Tissues were incubated with 10 µM di-8-ANEPPS (Invitrogen) for 10 min at 37 °C, rinsed with Tyrode solution (1.8 mM CaCl₂, 5 mM glucose, 5 mM Hepes, 1 mM MgCl₂, 5.4 mM KCl, 135 mM NaCl, 0.33 mM NaH₂PO₄, pH 7.4), moved to a confocal microscope maintained at 37 °C (LSM 510; Zeiss), and imaged with a 40× objective. Custom MATLAB software (MathWorks) was used to manually outline cell borders of multiple cells per tissue, which were fit to an ellipse. The average major (cell length) and minor (cell width) axes and ARs of fitted ellipses for each condition were statistically compared by Student t test.
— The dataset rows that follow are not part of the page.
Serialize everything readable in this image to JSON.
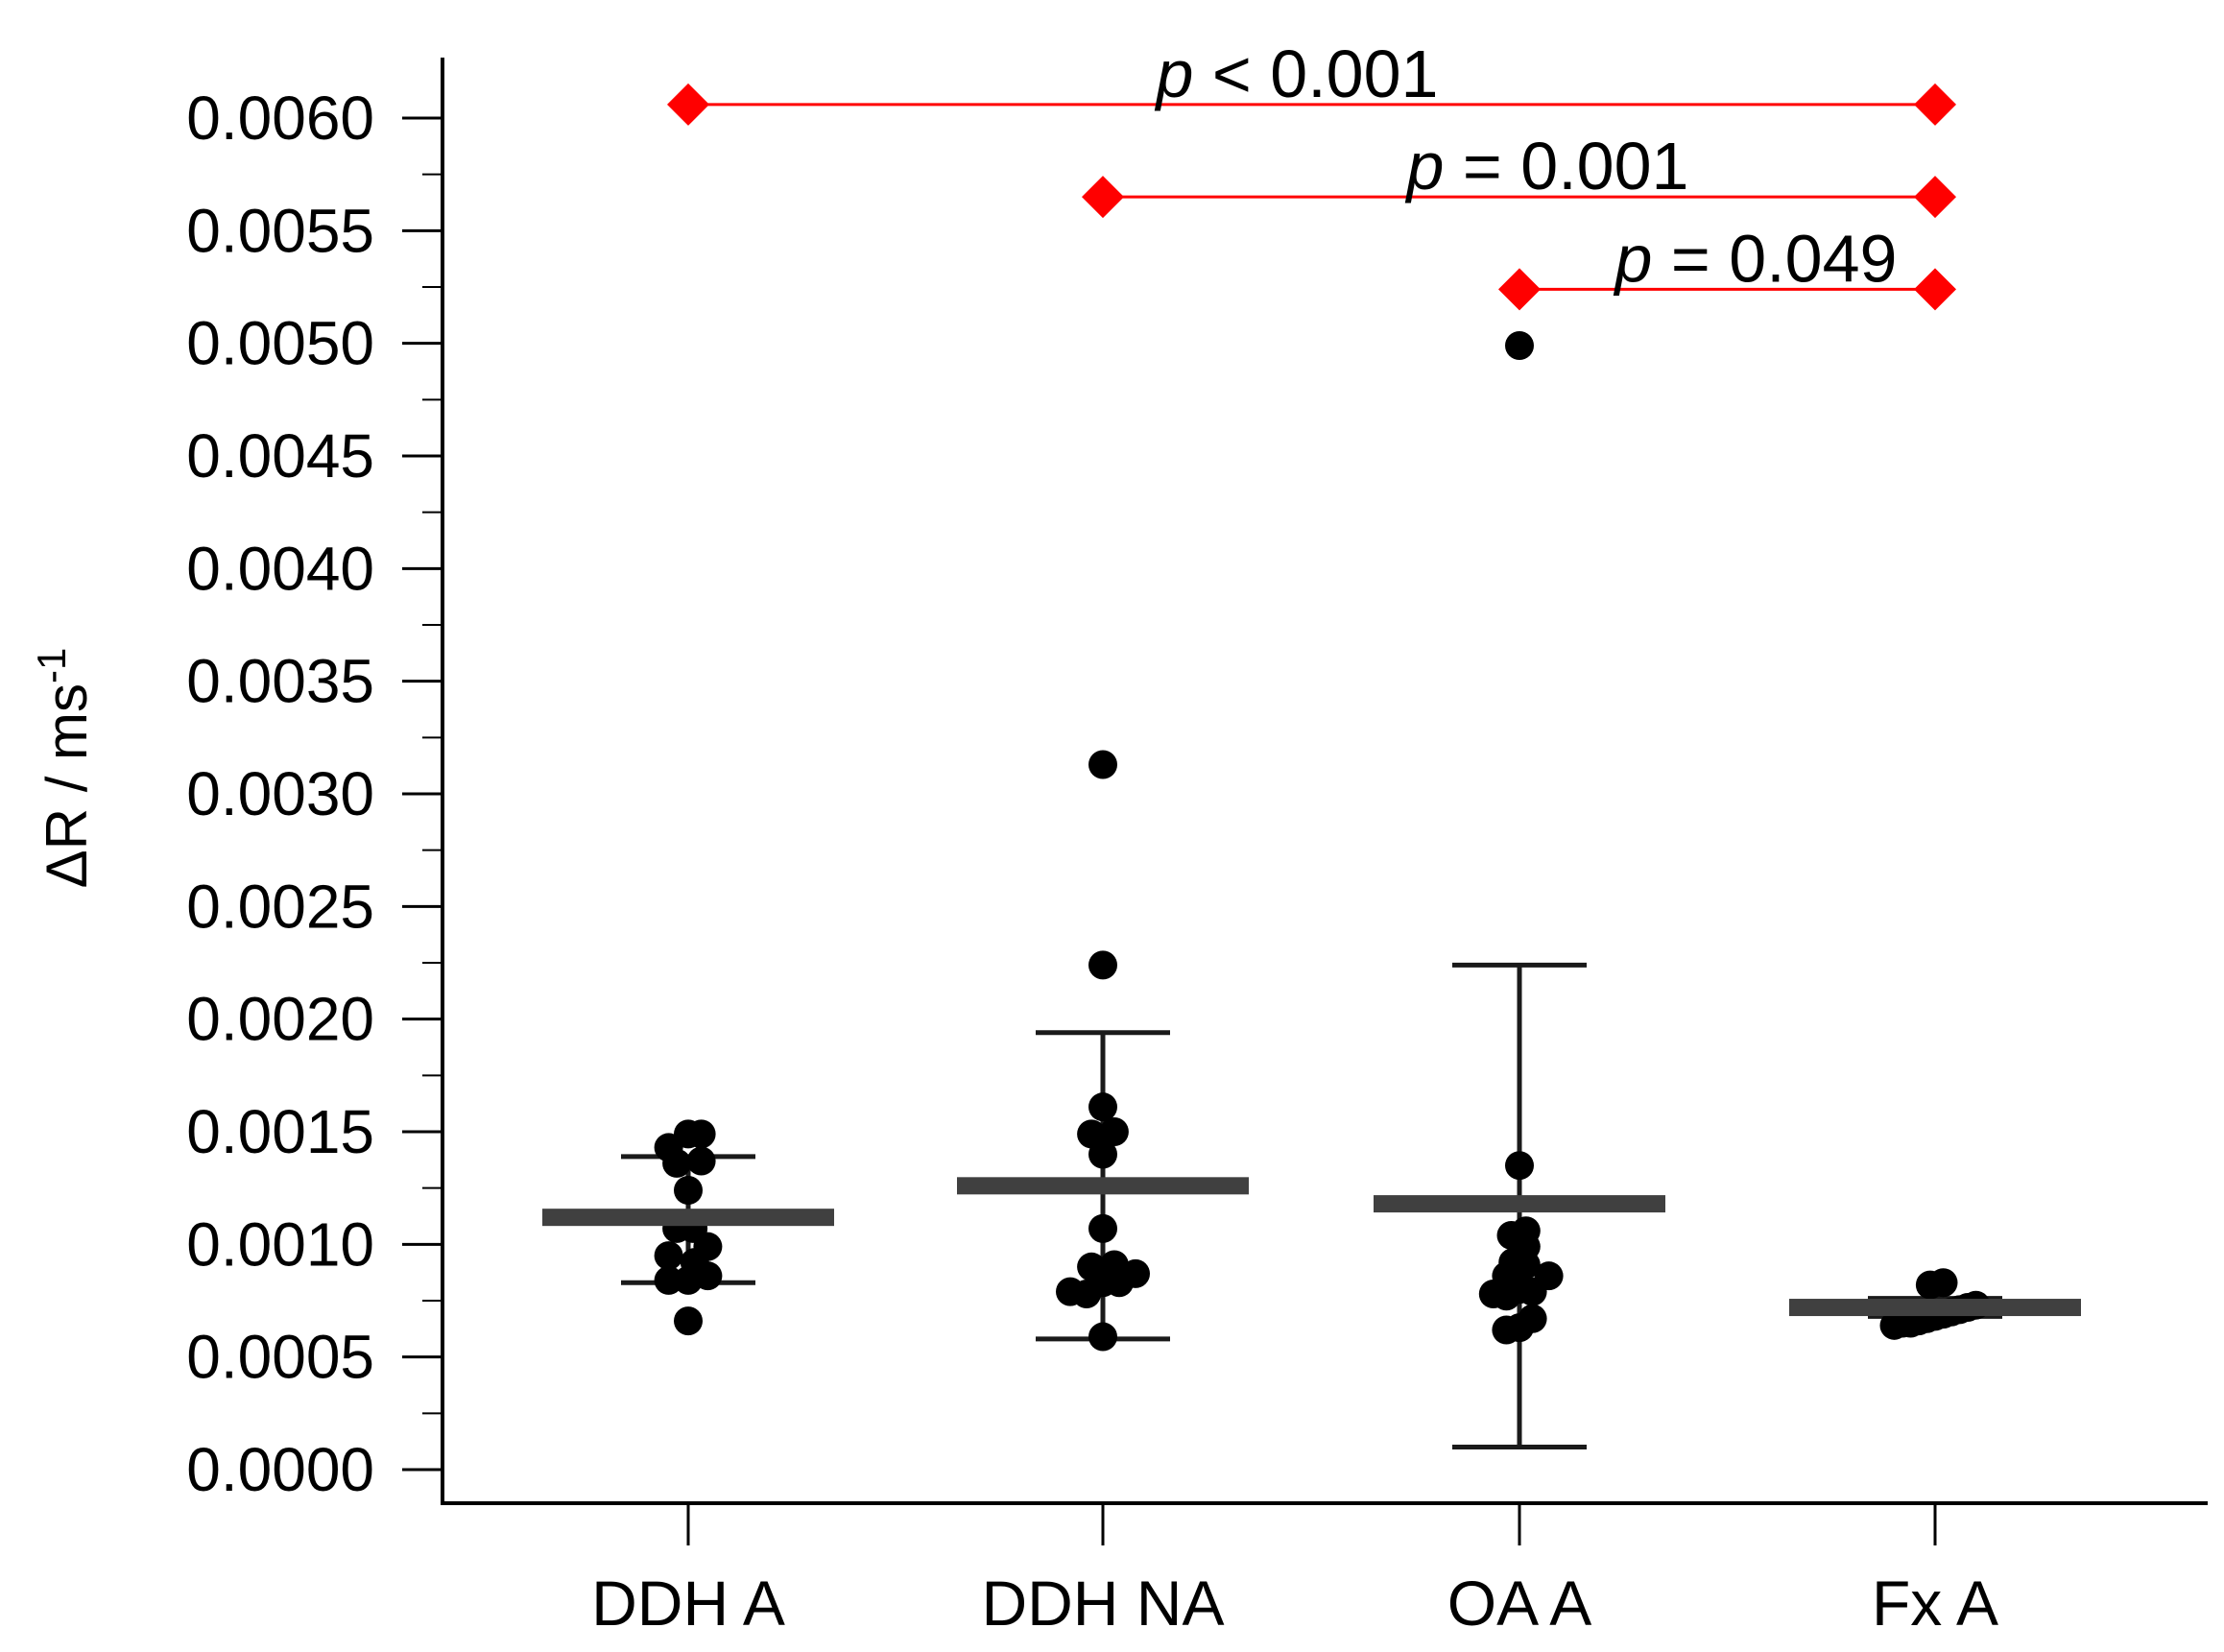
{
  "chart_data": {
    "type": "scatter",
    "title": "",
    "xlabel": "",
    "ylabel": "ΔR / ms",
    "ylabel_superscript": "-1",
    "ylim": [
      -0.00015,
      0.0063
    ],
    "yticks": [
      "0.0000",
      "0.0005",
      "0.0010",
      "0.0015",
      "0.0020",
      "0.0025",
      "0.0030",
      "0.0035",
      "0.0040",
      "0.0045",
      "0.0050",
      "0.0055",
      "0.0060"
    ],
    "categories": [
      "DDH A",
      "DDH NA",
      "OA A",
      "Fx A"
    ],
    "groups": [
      {
        "name": "DDH A",
        "mean": 0.00112,
        "error_low": 0.00083,
        "error_high": 0.00139,
        "points": [
          [
            -0.12,
            0.00143
          ],
          [
            0.0,
            0.00149
          ],
          [
            0.08,
            0.00149
          ],
          [
            -0.07,
            0.00136
          ],
          [
            0.08,
            0.00137
          ],
          [
            0.0,
            0.00124
          ],
          [
            -0.07,
            0.00107
          ],
          [
            0.03,
            0.00107
          ],
          [
            -0.12,
            0.00095
          ],
          [
            0.12,
            0.00099
          ],
          [
            0.04,
            0.00092
          ],
          [
            -0.12,
            0.00084
          ],
          [
            0.12,
            0.00086
          ],
          [
            0.0,
            0.00084
          ],
          [
            0.0,
            0.00066
          ]
        ]
      },
      {
        "name": "DDH NA",
        "mean": 0.00126,
        "error_low": 0.00058,
        "error_high": 0.00194,
        "points": [
          [
            0.0,
            0.00313
          ],
          [
            0.0,
            0.00224
          ],
          [
            0.0,
            0.00161
          ],
          [
            -0.07,
            0.00149
          ],
          [
            0.07,
            0.0015
          ],
          [
            0.0,
            0.0014
          ],
          [
            0.0,
            0.00107
          ],
          [
            -0.07,
            0.0009
          ],
          [
            0.07,
            0.00091
          ],
          [
            0.0,
            0.00083
          ],
          [
            -0.2,
            0.00079
          ],
          [
            -0.1,
            0.00078
          ],
          [
            0.1,
            0.00083
          ],
          [
            0.2,
            0.00087
          ],
          [
            0.0,
            0.00059
          ]
        ]
      },
      {
        "name": "OA A",
        "mean": 0.00118,
        "error_low": 0.0001,
        "error_high": 0.00224,
        "points": [
          [
            0.0,
            0.00499
          ],
          [
            0.0,
            0.00135
          ],
          [
            -0.05,
            0.00104
          ],
          [
            0.04,
            0.00106
          ],
          [
            0.04,
            0.00099
          ],
          [
            -0.04,
            0.00092
          ],
          [
            0.04,
            0.00091
          ],
          [
            -0.08,
            0.00086
          ],
          [
            0.18,
            0.00086
          ],
          [
            -0.16,
            0.00078
          ],
          [
            -0.08,
            0.00077
          ],
          [
            0.0,
            0.0008
          ],
          [
            0.08,
            0.00079
          ],
          [
            -0.08,
            0.00062
          ],
          [
            0.0,
            0.00063
          ],
          [
            0.08,
            0.00067
          ]
        ]
      },
      {
        "name": "Fx A",
        "mean": 0.00072,
        "error_low": 0.00068,
        "error_high": 0.00076,
        "points": [
          [
            -0.25,
            0.00064
          ],
          [
            -0.2,
            0.00065
          ],
          [
            -0.15,
            0.00065
          ],
          [
            -0.1,
            0.00066
          ],
          [
            -0.05,
            0.00067
          ],
          [
            0.0,
            0.00068
          ],
          [
            0.05,
            0.00069
          ],
          [
            0.1,
            0.0007
          ],
          [
            0.15,
            0.00071
          ],
          [
            0.2,
            0.00072
          ],
          [
            0.25,
            0.00073
          ],
          [
            -0.03,
            0.00082
          ],
          [
            0.05,
            0.00083
          ]
        ]
      }
    ],
    "significance": [
      {
        "from": "DDH A",
        "to": "Fx A",
        "y": 0.00606,
        "label": "< 0.001"
      },
      {
        "from": "DDH NA",
        "to": "Fx A",
        "y": 0.00565,
        "label": "= 0.001"
      },
      {
        "from": "OA A",
        "to": "Fx A",
        "y": 0.00524,
        "label": "= 0.049"
      }
    ],
    "p_symbol": "p",
    "colors": {
      "points": "#000000",
      "mean_bar": "#404040",
      "error_bar": "#1a1a1a",
      "significance": "#ff0000",
      "axis": "#000000"
    }
  }
}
Calcium Transient Measurements.

Tissues were incubated with 10 µg/mL Fluo-4 acetoxymethyl ester calcium indicator (Invitrogen) for 30 min at 37 °C, rinsed with Tyrode solution, and transferred to a confocal microscope maintained at 37 °C (Zeiss LSM 510). Tissues were paced with a point stimulation electrode operating at 2 to 5 V and 2 Hz for at least 5 min before data acquisition with a 40× objective. For multiple fields, 10 × 10-µm² regions were selected in the cytoplasm of a cell and change in F over time for four beats was averaged to determine F over F₀ and time to peak (60). Average F/F₀ and time to peak for each condition were statistically compared by Student t test.

Contractile Stress Measurements.

Stretchable MTFs were incubated in Tyrode solution and moved to a stereomicroscope (Leica Microsystems). The PDMS layer was cut to release arrays of MTFs that remained attached to the substrate at one longitudinal end. As the temperature decreased to less than 32 °C, poly(N-isopropylacrylamide) transitioned to the aqueous phase, allowing MTF release (24). Temperature was restored to 37 °C, and MTFs were paced with a field stimulation electrode operating at 5 to 10 V and 2 Hz. Movies were acquired at 120 to 150 Hz. PDMS film thickness was measured with a profilometer (P-16+ Contact Stylus Profiler; KLA-Tencor). MATLAB software (MathWorks) was used to calculate stress generation based on the projection of the radius of curvature and film thickness (24, 29). Average diastolic, systolic, and twitch stresses for each condition were statistically compared by Student t test.